Un clima similar de impaciente inquietud empieza a cernirse sobre todo el PJ. A días de la definición de una cadena de batallas legislativas que resultarán claves para el poder kirchnerista, dirigentes peronistas ?oficialistas y opositores? empezaron a desparramar por estas horas un inusual temor común: que el escenario político cambie tanto en los próximos 60 días que modifique hasta las reglas de juego electorales camino a 2011.

"El Gobierno tiene cada vez menos oxígeno. La debilidad es extrema. Sólo un golpe de efecto muy fuerte cambiaría esto", sugería ayer un preocupado legislador con acceso a Olivos. Sorpresivamente, en la última semana, La Nacion recogió análisis similares de otros dos legisladores oficialistas (uno de ellos, provincial), de un influyente peronista bonaerense, de un ministro, de dos peronistas disidentes y hasta de intendentes oficialistas del conurbano.

Pero con matices, la mayoría confiesa que siente inminente el "golpe de efecto". El tema aparece en cada discusión interna. Con un detalle sugerente: la mayoría da por descontado que no habrá internas para elegir el próximo candidato presidencial del PJ. Los más extremos agitan incluso un fantasma conocido: el adelanto de las elecciones.

¿Qué haría Kirchner si perdiera el dominio de las dos cámaras del Congreso, si la Justicia frenara el Fondo del Bicentenario, si la inflación se disparara, si una batería de leyes opositoras se apoderara de la "caja" oficial y frenara los DNU u obligara a una reforma del Indec?

Buena parte del peronismo espera señales desde Olivos para responder esa pregunta. Algunos necesitan evaluar el exilio. Otros pretenden abonar su ilusión de poder. Más de un kirchnerista se preocupó a niveles insospechados después del accidente cerebrovascular del ex presidente. "¿No estará somatizando la debilidad?", se pregunta hoy uno de sus alfiles bonaerenses.
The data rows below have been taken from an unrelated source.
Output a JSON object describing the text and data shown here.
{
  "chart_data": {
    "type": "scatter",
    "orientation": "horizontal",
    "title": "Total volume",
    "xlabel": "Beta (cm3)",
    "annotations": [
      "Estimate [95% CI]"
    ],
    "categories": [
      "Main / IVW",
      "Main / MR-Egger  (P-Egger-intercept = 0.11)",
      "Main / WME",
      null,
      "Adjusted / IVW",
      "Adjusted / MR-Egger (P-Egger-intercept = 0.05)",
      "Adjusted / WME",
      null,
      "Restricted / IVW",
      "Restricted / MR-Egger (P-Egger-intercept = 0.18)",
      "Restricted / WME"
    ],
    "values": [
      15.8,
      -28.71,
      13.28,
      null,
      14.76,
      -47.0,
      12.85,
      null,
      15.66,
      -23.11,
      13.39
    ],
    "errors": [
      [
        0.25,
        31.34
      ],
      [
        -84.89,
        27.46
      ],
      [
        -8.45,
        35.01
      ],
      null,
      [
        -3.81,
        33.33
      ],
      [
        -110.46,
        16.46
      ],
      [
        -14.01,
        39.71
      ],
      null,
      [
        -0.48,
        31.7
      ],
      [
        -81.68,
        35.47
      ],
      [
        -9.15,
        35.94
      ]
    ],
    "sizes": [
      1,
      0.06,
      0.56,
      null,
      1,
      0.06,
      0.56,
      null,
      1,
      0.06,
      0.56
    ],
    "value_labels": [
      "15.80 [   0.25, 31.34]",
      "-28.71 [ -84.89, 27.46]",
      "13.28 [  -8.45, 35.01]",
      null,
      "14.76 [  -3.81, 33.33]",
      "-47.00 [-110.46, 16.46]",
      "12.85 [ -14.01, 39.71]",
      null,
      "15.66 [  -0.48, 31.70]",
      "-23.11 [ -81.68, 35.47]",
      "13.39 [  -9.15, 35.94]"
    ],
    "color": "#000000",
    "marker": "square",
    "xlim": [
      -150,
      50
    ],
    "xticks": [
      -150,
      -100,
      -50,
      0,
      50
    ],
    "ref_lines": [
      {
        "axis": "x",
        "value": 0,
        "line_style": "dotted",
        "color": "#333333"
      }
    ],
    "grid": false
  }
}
Aunque nadie niega la voluntad de Kirchner de ser el único candidato peronista en 2011, cada día son más los justicialistas que miran con especial atención la presentación judicial de los partidos chicos en contra de la reforma electoral kirchnerista. Algunos la sienten como la última carta para anular las internas sin dolores de cabeza para el Gobierno. Y una posibilidad expedita para habilitar, otra vez, una pelea casi sin límites. Un "todos contra todos".

En medio de los temores peronistas, la oposición dispersa intenta aprovechar la confusión para calar cuestionamientos. Sin ir muy lejos, ayer el sindicalista duhaldista Gerónimo Venegas, golpeó en esa herida abierta. Dijo: "Creo que no va a haber internas, porque Kirchner no se va a presentar".

En la Casa Rosada nadie quiere hablar de los eventuales cambios en las reglas de juego electorales. Intentan basar todo en señales políticas. Un oficialista del PJ se lo repitió en estos días a un amigo disidente: "Kirchner se va a mostrar como un boxeador sonriente y voraz mientras le están pegando en el hígado". Algo así podría ocurrir esta misma semana. Casi en simultáneo con la imagen de la oposición intentando arrebatarle el poder en el Congreso, el líder peronista ostentará autoridad en La Plata en contra de los "traidores" y las "máquinas de impedir", y sólo un rato antes de que la Presidenta reciba en Olivos a empresarios para pedirles apoyo para el golpeado Fondo del Bicentenario. Todo, combinado curiosamente con la resurrección de Scioli como candidato en 2011. "Es una opción presidencial", dijo ayer Randazzo. Casi como si fuera un ensayo de la última alternativa.